Speckled Egg Cookies

*******UPDATED 3/23/2012:  You know how yoou sit around and think about something for a year or so, then suddenly it occurs to you that you might have been doing something the dumb hard way?  Well after stewing over it, I am thinking, it might be easier to suck a tiny bit of icing up with the tip of the squeeze bottle, a la medicine bottle style, rather than put it IN the bottle.  I haven’t tested it, but I was thinking it would work, so you might try that first.  Anyway, rewind to April 2011…
These cookies are a tale of lemons to lemonade.  They are simple but gorgeous and oh so easy to make!
Hopefully, if you have been at the cookie decorating game for a little while, you own a few of these.
I  personally possess of a SHAMEFUL amount of them.
Anyway, as you grow accustomed to using decorating bottles, one of the first things you will learn {probably in the most awful and infuriating way} is that when they start to run low on icing, it’s imperative to stop immediately and refill.
If you don’t, you will soon be in tears when the air filled bottle BURPS and mists your beautiful, PERFECT cookies with a fine spray of icing =(
The good news is, that my awful mistake once again led to a great idea for me to share with you.
This is the end result…
To make speckled egg cookies you will need:
  • a sheet pan covered with an old kitchen towel
  • flooded cookies that have completely dried
  • Wilton squeeze bottles {Wal-Mart or click on the photo above}
  • thin brown flood icing
  • a spatula
Be prepared when you begin this project.  It can and will get messy.  Give yourself plenty of room to work and relocate anything you don’t care to splatter with royal icing.

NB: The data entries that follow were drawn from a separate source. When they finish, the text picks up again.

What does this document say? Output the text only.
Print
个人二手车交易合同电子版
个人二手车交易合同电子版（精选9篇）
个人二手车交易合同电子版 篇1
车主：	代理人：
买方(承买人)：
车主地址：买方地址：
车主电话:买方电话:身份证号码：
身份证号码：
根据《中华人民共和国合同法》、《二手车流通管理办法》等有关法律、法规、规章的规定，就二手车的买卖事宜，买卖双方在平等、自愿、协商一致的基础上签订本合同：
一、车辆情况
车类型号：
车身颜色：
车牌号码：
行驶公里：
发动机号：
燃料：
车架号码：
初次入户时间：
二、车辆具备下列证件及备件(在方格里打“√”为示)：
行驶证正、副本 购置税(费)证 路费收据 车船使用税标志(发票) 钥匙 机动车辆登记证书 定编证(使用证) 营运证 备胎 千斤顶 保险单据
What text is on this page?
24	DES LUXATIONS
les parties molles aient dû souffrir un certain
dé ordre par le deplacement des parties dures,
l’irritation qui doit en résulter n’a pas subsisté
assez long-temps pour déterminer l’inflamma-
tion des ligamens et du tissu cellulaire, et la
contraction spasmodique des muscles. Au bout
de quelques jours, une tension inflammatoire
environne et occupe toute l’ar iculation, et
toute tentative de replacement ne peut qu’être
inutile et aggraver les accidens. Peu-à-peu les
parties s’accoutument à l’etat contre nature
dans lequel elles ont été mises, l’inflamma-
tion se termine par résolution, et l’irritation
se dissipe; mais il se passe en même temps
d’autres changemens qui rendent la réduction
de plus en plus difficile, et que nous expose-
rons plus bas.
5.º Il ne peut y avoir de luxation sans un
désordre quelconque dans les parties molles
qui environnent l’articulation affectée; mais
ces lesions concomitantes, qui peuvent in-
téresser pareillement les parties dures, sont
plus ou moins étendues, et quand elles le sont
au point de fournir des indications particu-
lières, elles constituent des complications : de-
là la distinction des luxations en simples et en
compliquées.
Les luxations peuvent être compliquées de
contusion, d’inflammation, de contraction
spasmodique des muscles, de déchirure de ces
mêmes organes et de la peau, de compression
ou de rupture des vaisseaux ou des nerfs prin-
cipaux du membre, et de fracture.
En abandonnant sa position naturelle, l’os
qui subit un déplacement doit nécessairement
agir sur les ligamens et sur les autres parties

I suggest covering a table with a vinyl table cloth and working there.
To get started add 2-4 tablespoons of thinned icing to a squeeze bottle…I prefer the Wilton kind.
Hold the bottle upside down until the icing runs to the top, then turn it right side up for a second or two.
Quickly do a test squeeze onto the kitchen towel, and if it splatters and the spatter is not to thick, begin squeezing the bottle repeatedly to spray the cookies.
When the bottle is fuller, you will get a heavier, more widely spaced pattern.
Then, as the amount of icing in the bottle decreases, the pattern becomes finer and covers a larger surface area.
?
Keep repeating these steps until you achieve the level of coverage you want.
Let them dry overnight, and the next morning you have beautiful, perfect, speckled robin’s egg cookies.
For an even simpler project, try this technique on cookies made from colored dough.  It’s super easy but produces  breathtaking cookies.
Mix them with bunnies or birdies, and you have an elegant Easter display.?
If you don’t feel like making cookies, this would also work for other projects.  Try making egg shaped Rice Krispie treats and splattering them with melted candy coating.
The possibilities and combinations are endless, and these are so simple, anyone can do it.  Hope to see more of these popping up!